The video decoder ecosystem is obscure, opaque, diverse, highly privileged, largely untested, and highly exposed—a dangerous combination.

from the hyperlink you copied...

Koshkin

3 days ago

Point being, using a different programming language is going to change that?

timschmidt

3 days ago

Microsoft: 70 percent of all security bugs are memory safety issues: https://www.zdnet.com/article/microsoft-70-percent-of-all-se...

Rust's Memory Safety Model: An Evaluation of Its Effectiveness in Preventing Common Vulnerabilities: https://www.sciencedirect.com/science/article/pii/S187705092...

"...can Rust achieve the memory-safety promise? This paper studies the question by surveying 186 real-world bug reports collected from several origins which contain all existing Rust CVEs (common vulnerability and exposures) of memory-safety issues by 2020-12-31. We manually analyze each bug and extract their culprit patterns. Our analysis result shows that Rust can keep its promise that all memory-safety bugs require unsafe code..."

You can't change the environment codecs are expected to run in, or the data they are used to process, but you can use effective tools to limit the sorts of bugs you are likely to run into, and isolate them to the relatively small area between unsafe declarations. Exploitable C style memory errors simply aren't possible in memory safe languages like Python, for instance, but Python leaves performance on the table which is valuable for codecs. Rust provides a high degree of memory safety while performing as well as C or C++.

Koshkin

3 days ago

By Rust will not by itself make them less

> obscure, opaque, diverse, highly privileged, largely untested, and highly exposed

timschmidt

3 days ago

Rust addresses opaqueness and untestedness directly, by enforcing the language constraints at compile time. Rust addresses the privileged nature of the code and it's exposure directly by disallowing the most common bugs used to gain access to that privileged execution. Obscurity and diversity can both benefit from Rust's integration of Cargo and the resultant ease with which it allows for sharing common code.

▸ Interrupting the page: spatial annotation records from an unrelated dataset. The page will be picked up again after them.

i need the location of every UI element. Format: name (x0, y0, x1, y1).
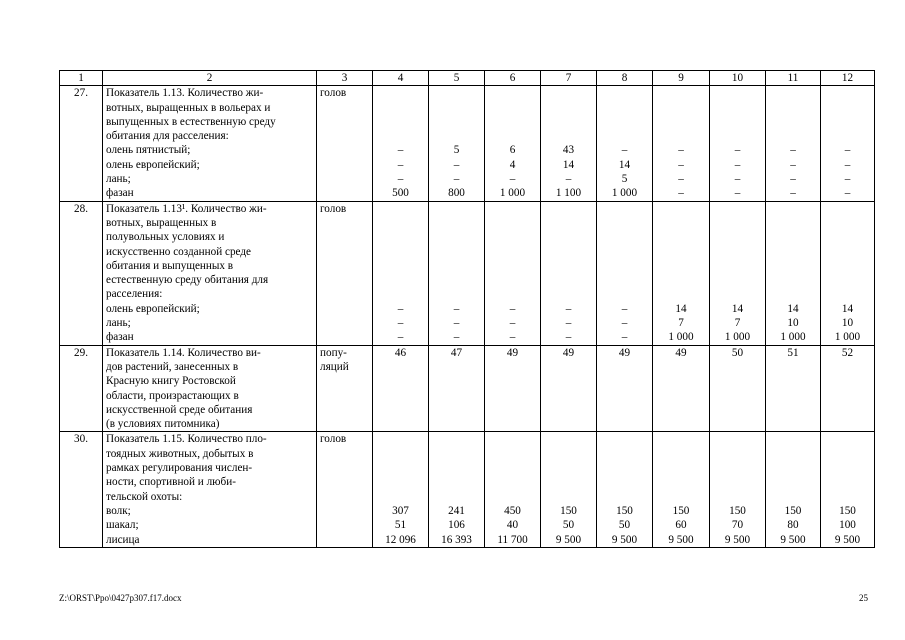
cell-value: 150 (784, 504, 802, 517)
cell-value: 51 (394, 519, 407, 532)
value-cell (766, 345, 821, 432)
cell-value: 49 (675, 346, 687, 359)
cell-value: 46 (394, 346, 407, 359)
cell-value: 10 (841, 317, 854, 330)
row-number: 30. (60, 432, 103, 547)
cell-value: 49 (562, 346, 575, 359)
cell-value: 150 (729, 504, 746, 517)
footer-page-number: 25 (859, 593, 868, 603)
cell-value: – (509, 331, 516, 344)
description-line: вотных, выращенных в вольерах и (106, 101, 271, 114)
value-cell (653, 86, 710, 201)
cell-value: 52 (841, 346, 854, 359)
cell-value: 1 000 (834, 331, 861, 344)
value-cell (541, 432, 597, 547)
column-header-8: 8 (597, 71, 653, 86)
indicator-description (103, 432, 317, 547)
column-header-11: 11 (766, 71, 821, 86)
unit-of-measure (317, 432, 373, 547)
cell-value: 106 (448, 519, 465, 532)
unit-of-measure (317, 201, 373, 345)
cell-value: 11 700 (497, 533, 528, 546)
value-cell (653, 201, 710, 345)
cell-value: 9 500 (555, 533, 582, 546)
description-line: обитания и выпущенных в (106, 259, 234, 272)
cell-value: 70 (731, 519, 744, 532)
table-row (60, 345, 875, 432)
cell-value: – (621, 331, 628, 344)
column-header-6: 6 (485, 71, 541, 86)
unit-line: ляций (320, 360, 349, 373)
cell-value: – (678, 158, 684, 171)
description-line: олень европейский; (106, 158, 200, 171)
description-line: Показатель 1.15. Количество пло- (106, 433, 267, 446)
cell-value: 47 (450, 346, 463, 359)
cell-value: – (621, 317, 628, 330)
cell-value: – (453, 317, 460, 330)
column-header-4: 4 (373, 71, 429, 86)
indicator-description (103, 201, 317, 345)
cell-value: 9 500 (724, 533, 751, 546)
cell-value: 150 (839, 504, 856, 517)
cell-value: – (790, 187, 796, 200)
value-cell (485, 432, 541, 547)
value-cell (373, 86, 429, 201)
cell-value: 150 (672, 504, 690, 517)
cell-value: 1 000 (780, 331, 806, 344)
row-number: 29. (60, 345, 103, 432)
cell-value: 14 (787, 302, 799, 315)
column-header-10: 10 (710, 71, 766, 86)
value-cell (429, 345, 485, 432)
value-cell (710, 201, 766, 345)
value-cell (821, 432, 875, 547)
value-cell (597, 201, 653, 345)
description-line: обитания для расселения: (106, 130, 229, 143)
cell-value: – (678, 187, 684, 200)
cell-value: – (790, 158, 796, 171)
cell-value: 43 (562, 144, 575, 157)
cell-value: 51 (787, 346, 799, 359)
cell-value: 14 (562, 158, 575, 171)
cell-value: 49 (506, 346, 519, 359)
cell-value: – (678, 144, 684, 157)
description-line: расселения: (106, 288, 163, 301)
description-line: естественную среду обитания для (106, 274, 269, 287)
value-cell (373, 201, 429, 345)
cell-value: – (397, 331, 404, 344)
column-header-5: 5 (429, 71, 485, 86)
cell-value: – (565, 173, 572, 186)
description-line: области, произрастающих в (106, 389, 239, 402)
cell-value: 50 (731, 346, 744, 359)
description-line: фазан (106, 187, 134, 200)
cell-value: – (565, 331, 572, 344)
cell-value: 241 (448, 504, 465, 517)
unit-line: голов (320, 87, 347, 100)
unit-of-measure (317, 86, 373, 201)
cell-value: – (397, 317, 404, 330)
column-header-12: 12 (821, 71, 875, 86)
footer-file-path: Z:\ORST\Ppo\0427p307.f17.docx (59, 593, 182, 603)
cell-value: – (453, 302, 460, 315)
value-cell (597, 86, 653, 201)
value-cell (653, 432, 710, 547)
value-cell (766, 86, 821, 201)
cell-value: 14 (618, 158, 631, 171)
cell-value: 1 100 (555, 187, 582, 200)
cell-value: 14 (841, 302, 854, 315)
cell-value: 150 (560, 504, 577, 517)
cell-value: 9 500 (780, 533, 806, 546)
value-cell (485, 86, 541, 201)
table-row (60, 86, 875, 201)
unit-line: голов (320, 202, 347, 215)
cell-value: – (734, 187, 741, 200)
cell-value: 500 (392, 187, 409, 200)
cell-value: 14 (675, 302, 687, 315)
description-line: ности, спортивной и люби- (106, 476, 236, 489)
value-cell (653, 345, 710, 432)
cell-value: – (844, 187, 851, 200)
value-cell (710, 345, 766, 432)
column-header-7: 7 (541, 71, 597, 86)
description-line: полувольных условиях и (106, 231, 225, 244)
value-cell (485, 201, 541, 345)
cell-value: 1 000 (668, 331, 694, 344)
cell-value: – (509, 317, 516, 330)
description-line: вотных, выращенных в (106, 216, 217, 229)
indicators-table (59, 70, 875, 548)
cell-value: – (397, 302, 404, 315)
cell-value: 1 000 (499, 187, 526, 200)
cell-value: 14 (731, 302, 744, 315)
description-line: тоядных животных, добытых в (106, 447, 254, 460)
cell-value: 12 096 (385, 533, 416, 546)
value-cell (597, 345, 653, 432)
cell-value: 10 (787, 317, 799, 330)
cell-value: – (509, 173, 516, 186)
cell-value: 100 (839, 519, 856, 532)
cell-value: 9 500 (834, 533, 861, 546)
cell-value: – (565, 302, 572, 315)
description-line: выпущенных в естественную среду (106, 115, 276, 128)
row-number: 28. (60, 201, 103, 345)
cell-value: 7 (678, 317, 684, 330)
cell-value: – (678, 173, 684, 186)
description-line: Красную книгу Ростовской (106, 375, 236, 388)
cell-value: – (734, 158, 741, 171)
cell-value: 307 (392, 504, 409, 517)
value-cell (429, 432, 485, 547)
cell-value: – (790, 173, 796, 186)
description-line: лисица (106, 533, 140, 546)
table-header-row (60, 71, 875, 86)
cell-value: – (844, 144, 851, 157)
description-line: дов растений, занесенных в (106, 360, 239, 373)
description-line: Показатель 1.13¹. Количество жи- (106, 202, 267, 215)
cell-value: 9 500 (611, 533, 638, 546)
table-row (60, 201, 875, 345)
cell-value: 16 393 (441, 533, 472, 546)
value-cell (485, 345, 541, 432)
column-header-9: 9 (653, 71, 710, 86)
unit-of-measure (317, 345, 373, 432)
value-cell (541, 201, 597, 345)
description-line: Показатель 1.14. Количество ви- (106, 346, 261, 359)
cell-value: 7 (734, 317, 741, 330)
description-line: фазан (106, 331, 134, 344)
cell-value: – (734, 144, 741, 157)
value-cell (541, 345, 597, 432)
cell-value: 1 000 (611, 187, 638, 200)
cell-value: – (453, 331, 460, 344)
cell-value: 5 (621, 173, 628, 186)
cell-value: 800 (448, 187, 465, 200)
cell-value: – (397, 173, 404, 186)
description-line: искусственной среде обитания (106, 403, 253, 416)
cell-value: – (621, 144, 628, 157)
value-cell (821, 201, 875, 345)
cell-value: 60 (675, 519, 687, 532)
description-line: лань; (106, 317, 131, 330)
cell-value: 5 (453, 144, 460, 157)
cell-value: – (565, 317, 572, 330)
value-cell (429, 201, 485, 345)
column-header-3: 3 (317, 71, 373, 86)
description-line: лань; (106, 173, 131, 186)
value-cell (373, 345, 429, 432)
description-line: тельской охоты: (106, 490, 183, 503)
description-line: искусственно созданной среде (106, 245, 252, 258)
table-row (60, 432, 875, 547)
cell-value: 49 (618, 346, 631, 359)
value-cell (710, 432, 766, 547)
description-line: олень пятнистый; (106, 144, 191, 157)
description-line: (в условиях питомника) (106, 418, 220, 431)
cell-value: – (397, 158, 404, 171)
value-cell (541, 86, 597, 201)
unit-line: голов (320, 433, 347, 446)
column-header-1: 1 (60, 71, 103, 86)
value-cell (429, 86, 485, 201)
cell-value: – (509, 302, 516, 315)
cell-value: 450 (504, 504, 521, 517)
value-cell (821, 86, 875, 201)
indicator-description (103, 345, 317, 432)
unit-line: попу- (320, 346, 347, 359)
cell-value: 80 (787, 519, 799, 532)
cell-value: – (790, 144, 796, 157)
value-cell (597, 432, 653, 547)
cell-value: 6 (509, 144, 516, 157)
description-line: рамках регулирования числен- (106, 462, 253, 475)
cell-value: 150 (616, 504, 633, 517)
value-cell (373, 432, 429, 547)
cell-value: – (397, 144, 404, 157)
cell-value: 50 (562, 519, 575, 532)
value-cell (821, 345, 875, 432)
cell-value: – (621, 302, 628, 315)
cell-value: 1 000 (724, 331, 751, 344)
cell-value: 50 (618, 519, 631, 532)
cell-value: – (453, 158, 460, 171)
description-line: Показатель 1.13. Количество жи- (106, 87, 264, 100)
cell-value: 9 500 (668, 533, 694, 546)
cell-value: – (844, 173, 851, 186)
value-cell (766, 432, 821, 547)
description-line: волк; (106, 504, 131, 517)
cell-value: 4 (509, 158, 516, 171)
description-line: олень европейский; (106, 302, 200, 315)
row-number: 27. (60, 86, 103, 201)
description-line: шакал; (106, 519, 139, 532)
value-cell (766, 201, 821, 345)
cell-value: – (734, 173, 741, 186)
cell-value: 40 (506, 519, 519, 532)
cell-value: – (453, 173, 460, 186)
column-header-2: 2 (103, 71, 317, 86)
value-cell (710, 86, 766, 201)
indicator-description (103, 86, 317, 201)
cell-value: – (844, 158, 851, 171)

In short, expressing this code in an appropriate language can absolutely address and even go some way toward correcting each of those issues.

angiosperm

4 days ago

Translating it back to C or C++ afterward, it would be equally as safe, and easier to deploy.

pornel

4 days ago

Rust projects are pretty easy to deploy. It's just LLVM underneath, and the product is similar to clang-built code. You get a library, static or dynamic, that you can link with anything that can link with C.

Rust projects are much easier to build, especially when supporting multiple platforms. I've converted projects to Rust to make them easier to build and deploy.

johnisgood

2 days ago

Does Cargo re-use dependencies today? Last time I tried to build medium-sized Rust projects, it pulled hundreds of dependencies each time, even the same ones. It took up too much space, and took too long to build.

steveklabnik

2 days ago

Yes, and it always has. If you do a second build, it will not rebuild those dependencies again.

> even the same ones.

Rust supports multiple versions of the same dependency, so that may be what you observed.

maximilianburke

4 days ago

That would only work if the C code was treated as a generated artifact and not touched directly. If the C code is worked on directly it will be just as susceptible to unsafe changes as before.

acdha

4 days ago

Comparably easy to deploy perhaps but easier? Is there some scenario you have in mind where that would be worth the overhead of that complex extra step?